Smaller tubes like the 4CX250B can have all the screen voltage handled by a single zener and transistor where the larger ones will require a series string. Since each transistor has its own base voltage established by the zener, the voltage across any one transistor is always the same as its zener. Therefore, you can stack as many as you want to add voltage and the only part that will experience the increased high voltage will be the insulators behind the transistors, isolating them from ground.

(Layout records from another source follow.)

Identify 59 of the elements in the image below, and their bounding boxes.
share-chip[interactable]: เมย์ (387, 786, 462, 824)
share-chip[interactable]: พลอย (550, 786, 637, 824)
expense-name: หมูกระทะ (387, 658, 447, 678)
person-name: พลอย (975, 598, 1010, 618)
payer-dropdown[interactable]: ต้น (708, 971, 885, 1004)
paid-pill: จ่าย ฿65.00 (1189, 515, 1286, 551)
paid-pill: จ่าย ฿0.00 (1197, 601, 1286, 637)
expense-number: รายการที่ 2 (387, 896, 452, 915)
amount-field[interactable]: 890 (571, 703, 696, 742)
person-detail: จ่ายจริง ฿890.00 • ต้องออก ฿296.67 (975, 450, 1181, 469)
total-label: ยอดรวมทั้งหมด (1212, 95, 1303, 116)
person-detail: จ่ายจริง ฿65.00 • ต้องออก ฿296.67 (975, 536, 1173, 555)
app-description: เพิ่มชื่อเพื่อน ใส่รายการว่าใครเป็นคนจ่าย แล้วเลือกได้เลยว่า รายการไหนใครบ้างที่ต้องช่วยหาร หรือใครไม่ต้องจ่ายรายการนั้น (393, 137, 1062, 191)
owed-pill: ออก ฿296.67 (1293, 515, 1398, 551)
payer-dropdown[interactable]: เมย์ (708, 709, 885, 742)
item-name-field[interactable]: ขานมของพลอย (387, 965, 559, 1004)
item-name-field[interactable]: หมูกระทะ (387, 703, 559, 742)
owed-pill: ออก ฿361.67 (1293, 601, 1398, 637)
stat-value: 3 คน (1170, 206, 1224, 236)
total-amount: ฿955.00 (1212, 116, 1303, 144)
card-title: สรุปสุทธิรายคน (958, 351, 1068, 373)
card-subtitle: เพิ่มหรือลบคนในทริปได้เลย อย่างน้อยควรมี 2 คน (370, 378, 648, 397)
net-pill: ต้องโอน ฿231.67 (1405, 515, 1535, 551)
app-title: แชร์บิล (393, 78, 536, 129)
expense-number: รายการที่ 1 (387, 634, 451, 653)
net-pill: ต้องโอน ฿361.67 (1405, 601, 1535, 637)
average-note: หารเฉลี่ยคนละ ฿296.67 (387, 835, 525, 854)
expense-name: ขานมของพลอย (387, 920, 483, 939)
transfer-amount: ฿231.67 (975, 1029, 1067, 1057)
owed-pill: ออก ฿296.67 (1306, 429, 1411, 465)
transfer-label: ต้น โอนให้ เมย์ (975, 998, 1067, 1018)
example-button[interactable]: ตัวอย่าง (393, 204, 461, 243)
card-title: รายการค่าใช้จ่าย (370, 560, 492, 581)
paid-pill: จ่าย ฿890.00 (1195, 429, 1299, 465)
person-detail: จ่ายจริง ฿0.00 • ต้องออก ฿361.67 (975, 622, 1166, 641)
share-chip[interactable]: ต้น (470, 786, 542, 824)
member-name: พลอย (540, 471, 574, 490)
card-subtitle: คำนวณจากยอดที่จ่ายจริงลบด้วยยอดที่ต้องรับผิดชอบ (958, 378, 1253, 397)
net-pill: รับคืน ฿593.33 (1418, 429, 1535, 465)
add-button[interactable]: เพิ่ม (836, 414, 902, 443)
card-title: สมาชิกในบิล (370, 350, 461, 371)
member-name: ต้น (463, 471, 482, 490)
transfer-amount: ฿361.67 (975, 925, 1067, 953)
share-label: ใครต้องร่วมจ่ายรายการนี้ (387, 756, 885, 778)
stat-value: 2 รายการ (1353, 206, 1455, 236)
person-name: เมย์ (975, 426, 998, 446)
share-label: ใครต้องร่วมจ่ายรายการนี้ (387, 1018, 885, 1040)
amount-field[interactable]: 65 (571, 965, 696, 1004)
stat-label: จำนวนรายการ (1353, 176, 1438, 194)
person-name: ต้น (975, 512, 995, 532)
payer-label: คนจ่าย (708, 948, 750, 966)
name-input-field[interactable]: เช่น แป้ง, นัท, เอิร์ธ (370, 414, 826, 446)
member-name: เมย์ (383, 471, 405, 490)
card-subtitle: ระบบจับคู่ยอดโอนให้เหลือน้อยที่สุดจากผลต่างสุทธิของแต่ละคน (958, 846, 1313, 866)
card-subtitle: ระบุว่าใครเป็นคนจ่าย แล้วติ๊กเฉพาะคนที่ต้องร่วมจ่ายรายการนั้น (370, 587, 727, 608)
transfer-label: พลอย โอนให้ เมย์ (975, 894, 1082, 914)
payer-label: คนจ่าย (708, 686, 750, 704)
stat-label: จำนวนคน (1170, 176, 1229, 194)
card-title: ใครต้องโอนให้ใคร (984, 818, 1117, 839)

The transistor is in a TO-3P case and mounts with a single screw. The case has an internal insulator for the screw itself but the metal back still must be insulated from the heatsink. In any application where there is more then a couple of hundred volts, I highly recommend using thick ceramic insulators and not plastic or mica here. It's also a good idea to RF bypass the base / emitter junctions of each transistor by installing a .01 cap across each one.

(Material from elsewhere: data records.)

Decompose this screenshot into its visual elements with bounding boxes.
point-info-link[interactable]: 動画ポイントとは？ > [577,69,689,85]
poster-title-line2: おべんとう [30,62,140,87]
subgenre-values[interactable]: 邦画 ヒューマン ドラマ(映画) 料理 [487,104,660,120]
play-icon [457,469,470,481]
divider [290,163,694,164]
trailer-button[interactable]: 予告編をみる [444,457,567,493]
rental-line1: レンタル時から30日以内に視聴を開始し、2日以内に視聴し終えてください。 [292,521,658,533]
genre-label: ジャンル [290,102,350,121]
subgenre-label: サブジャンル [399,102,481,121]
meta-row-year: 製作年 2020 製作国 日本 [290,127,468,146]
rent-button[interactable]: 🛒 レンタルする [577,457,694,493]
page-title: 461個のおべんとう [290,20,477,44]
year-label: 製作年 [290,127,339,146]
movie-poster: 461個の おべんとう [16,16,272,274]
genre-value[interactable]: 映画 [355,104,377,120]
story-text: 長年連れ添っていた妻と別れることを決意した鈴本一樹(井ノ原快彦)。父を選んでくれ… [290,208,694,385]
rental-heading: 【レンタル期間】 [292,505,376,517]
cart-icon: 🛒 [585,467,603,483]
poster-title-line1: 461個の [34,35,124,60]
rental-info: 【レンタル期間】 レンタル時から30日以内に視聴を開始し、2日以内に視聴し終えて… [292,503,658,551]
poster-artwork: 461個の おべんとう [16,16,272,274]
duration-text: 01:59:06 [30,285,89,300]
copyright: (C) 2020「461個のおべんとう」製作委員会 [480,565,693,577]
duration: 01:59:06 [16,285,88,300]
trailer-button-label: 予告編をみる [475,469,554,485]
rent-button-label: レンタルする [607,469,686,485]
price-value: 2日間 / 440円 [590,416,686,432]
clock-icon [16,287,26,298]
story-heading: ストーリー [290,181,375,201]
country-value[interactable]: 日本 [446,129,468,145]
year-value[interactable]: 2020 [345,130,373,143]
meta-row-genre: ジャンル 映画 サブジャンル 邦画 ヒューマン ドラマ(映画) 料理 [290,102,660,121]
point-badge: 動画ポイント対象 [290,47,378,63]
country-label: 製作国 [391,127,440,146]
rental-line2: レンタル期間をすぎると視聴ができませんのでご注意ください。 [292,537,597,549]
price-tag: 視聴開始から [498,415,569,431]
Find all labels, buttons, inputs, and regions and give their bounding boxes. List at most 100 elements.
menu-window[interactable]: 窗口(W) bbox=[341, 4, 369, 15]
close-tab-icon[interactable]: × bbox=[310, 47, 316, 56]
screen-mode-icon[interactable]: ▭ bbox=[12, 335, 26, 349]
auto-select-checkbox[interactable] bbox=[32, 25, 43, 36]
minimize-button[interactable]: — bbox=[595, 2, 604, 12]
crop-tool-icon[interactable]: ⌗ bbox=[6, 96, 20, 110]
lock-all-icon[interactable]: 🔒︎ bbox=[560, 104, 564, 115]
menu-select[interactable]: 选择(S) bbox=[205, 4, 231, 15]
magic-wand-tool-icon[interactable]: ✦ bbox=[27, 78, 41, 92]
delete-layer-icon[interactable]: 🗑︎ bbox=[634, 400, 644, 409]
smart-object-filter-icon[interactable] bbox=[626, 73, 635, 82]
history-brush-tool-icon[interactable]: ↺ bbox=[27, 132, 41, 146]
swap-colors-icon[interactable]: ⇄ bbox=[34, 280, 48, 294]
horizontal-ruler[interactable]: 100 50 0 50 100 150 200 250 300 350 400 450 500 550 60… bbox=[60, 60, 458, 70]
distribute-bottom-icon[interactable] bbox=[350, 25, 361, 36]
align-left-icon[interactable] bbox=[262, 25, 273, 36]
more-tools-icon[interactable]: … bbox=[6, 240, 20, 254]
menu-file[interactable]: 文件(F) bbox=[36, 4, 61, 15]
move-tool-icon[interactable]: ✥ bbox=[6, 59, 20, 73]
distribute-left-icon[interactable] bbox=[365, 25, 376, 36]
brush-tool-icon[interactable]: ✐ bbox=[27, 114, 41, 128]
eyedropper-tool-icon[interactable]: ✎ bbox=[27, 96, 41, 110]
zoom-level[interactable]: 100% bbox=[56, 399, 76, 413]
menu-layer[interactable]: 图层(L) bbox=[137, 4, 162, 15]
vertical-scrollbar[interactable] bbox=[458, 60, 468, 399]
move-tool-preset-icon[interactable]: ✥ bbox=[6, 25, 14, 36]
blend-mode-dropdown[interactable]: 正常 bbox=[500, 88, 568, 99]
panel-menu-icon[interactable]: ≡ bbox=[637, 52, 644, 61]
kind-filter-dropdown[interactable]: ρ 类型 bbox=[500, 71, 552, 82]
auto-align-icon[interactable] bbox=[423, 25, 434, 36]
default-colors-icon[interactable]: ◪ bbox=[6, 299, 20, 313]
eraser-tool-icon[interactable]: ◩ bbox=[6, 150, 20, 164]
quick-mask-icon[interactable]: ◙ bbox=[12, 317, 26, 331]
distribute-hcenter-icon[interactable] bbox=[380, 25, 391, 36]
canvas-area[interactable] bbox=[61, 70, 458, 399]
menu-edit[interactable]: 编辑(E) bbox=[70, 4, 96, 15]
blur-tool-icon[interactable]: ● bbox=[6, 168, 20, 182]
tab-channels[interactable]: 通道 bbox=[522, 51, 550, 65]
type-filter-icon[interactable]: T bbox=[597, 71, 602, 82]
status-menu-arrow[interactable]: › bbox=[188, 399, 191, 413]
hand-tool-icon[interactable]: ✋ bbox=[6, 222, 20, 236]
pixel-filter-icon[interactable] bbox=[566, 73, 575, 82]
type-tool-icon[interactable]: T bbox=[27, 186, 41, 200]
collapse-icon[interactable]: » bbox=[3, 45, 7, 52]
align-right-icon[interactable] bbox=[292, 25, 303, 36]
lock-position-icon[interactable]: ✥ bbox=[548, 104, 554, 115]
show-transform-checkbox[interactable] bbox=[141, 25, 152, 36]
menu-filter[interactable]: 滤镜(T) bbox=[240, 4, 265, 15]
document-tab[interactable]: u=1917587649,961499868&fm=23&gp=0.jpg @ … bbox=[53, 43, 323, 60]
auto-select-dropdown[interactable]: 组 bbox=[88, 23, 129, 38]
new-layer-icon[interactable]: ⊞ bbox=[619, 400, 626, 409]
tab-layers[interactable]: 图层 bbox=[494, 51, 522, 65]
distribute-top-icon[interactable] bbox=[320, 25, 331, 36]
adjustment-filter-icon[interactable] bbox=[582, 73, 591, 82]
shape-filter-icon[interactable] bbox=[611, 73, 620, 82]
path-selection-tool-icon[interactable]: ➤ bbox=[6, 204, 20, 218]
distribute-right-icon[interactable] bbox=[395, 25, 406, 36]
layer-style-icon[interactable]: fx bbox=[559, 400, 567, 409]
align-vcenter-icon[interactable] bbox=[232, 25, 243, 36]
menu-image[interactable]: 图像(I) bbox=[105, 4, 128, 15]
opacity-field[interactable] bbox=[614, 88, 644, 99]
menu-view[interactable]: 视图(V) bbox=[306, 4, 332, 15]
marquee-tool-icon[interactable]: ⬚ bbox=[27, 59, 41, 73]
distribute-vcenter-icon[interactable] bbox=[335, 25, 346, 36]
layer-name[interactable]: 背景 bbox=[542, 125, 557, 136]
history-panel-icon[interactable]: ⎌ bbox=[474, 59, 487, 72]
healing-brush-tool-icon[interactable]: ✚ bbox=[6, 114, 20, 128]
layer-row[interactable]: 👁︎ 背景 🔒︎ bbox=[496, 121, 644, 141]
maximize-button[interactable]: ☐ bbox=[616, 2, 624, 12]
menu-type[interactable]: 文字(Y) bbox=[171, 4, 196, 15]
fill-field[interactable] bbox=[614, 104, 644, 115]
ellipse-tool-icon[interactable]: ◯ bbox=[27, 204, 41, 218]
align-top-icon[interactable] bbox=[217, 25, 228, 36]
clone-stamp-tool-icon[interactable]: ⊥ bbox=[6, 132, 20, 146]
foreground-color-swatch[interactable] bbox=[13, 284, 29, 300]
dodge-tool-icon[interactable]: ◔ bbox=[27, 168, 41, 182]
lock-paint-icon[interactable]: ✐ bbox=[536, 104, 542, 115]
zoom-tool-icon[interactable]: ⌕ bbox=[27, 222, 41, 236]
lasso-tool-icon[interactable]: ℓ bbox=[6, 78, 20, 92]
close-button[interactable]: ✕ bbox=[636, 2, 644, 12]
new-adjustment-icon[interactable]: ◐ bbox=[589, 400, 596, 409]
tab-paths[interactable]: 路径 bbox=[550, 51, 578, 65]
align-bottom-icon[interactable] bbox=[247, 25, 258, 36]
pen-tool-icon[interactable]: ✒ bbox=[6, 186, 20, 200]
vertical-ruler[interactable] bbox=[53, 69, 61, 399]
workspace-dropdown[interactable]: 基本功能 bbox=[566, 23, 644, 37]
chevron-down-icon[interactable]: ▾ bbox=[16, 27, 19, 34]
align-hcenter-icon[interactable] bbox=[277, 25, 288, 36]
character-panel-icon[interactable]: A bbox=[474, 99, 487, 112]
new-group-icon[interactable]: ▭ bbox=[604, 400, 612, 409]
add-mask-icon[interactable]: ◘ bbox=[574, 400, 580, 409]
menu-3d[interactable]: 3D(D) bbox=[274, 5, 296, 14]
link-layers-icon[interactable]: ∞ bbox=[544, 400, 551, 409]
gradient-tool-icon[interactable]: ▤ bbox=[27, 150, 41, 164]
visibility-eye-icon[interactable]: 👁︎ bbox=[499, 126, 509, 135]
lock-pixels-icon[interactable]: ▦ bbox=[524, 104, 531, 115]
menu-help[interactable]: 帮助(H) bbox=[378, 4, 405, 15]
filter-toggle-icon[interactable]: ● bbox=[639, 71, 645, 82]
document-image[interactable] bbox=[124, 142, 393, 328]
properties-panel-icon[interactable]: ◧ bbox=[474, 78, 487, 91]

Being that this is a shunt regulator, it can be used in the cathode bias circuit on your typical triode amp too. Replacing the zener or string of rectifier diodes we often see. This idea of using a transistor to buffer the current load on a smaller zener also improves the degree of regulation and reduces thermal drift on the zener. The MJW3281A transistor is available online from Allied Electronics at about $2 each. I'd only use the Radio Shack transistors for low voltage cathode biasing on smaller amps.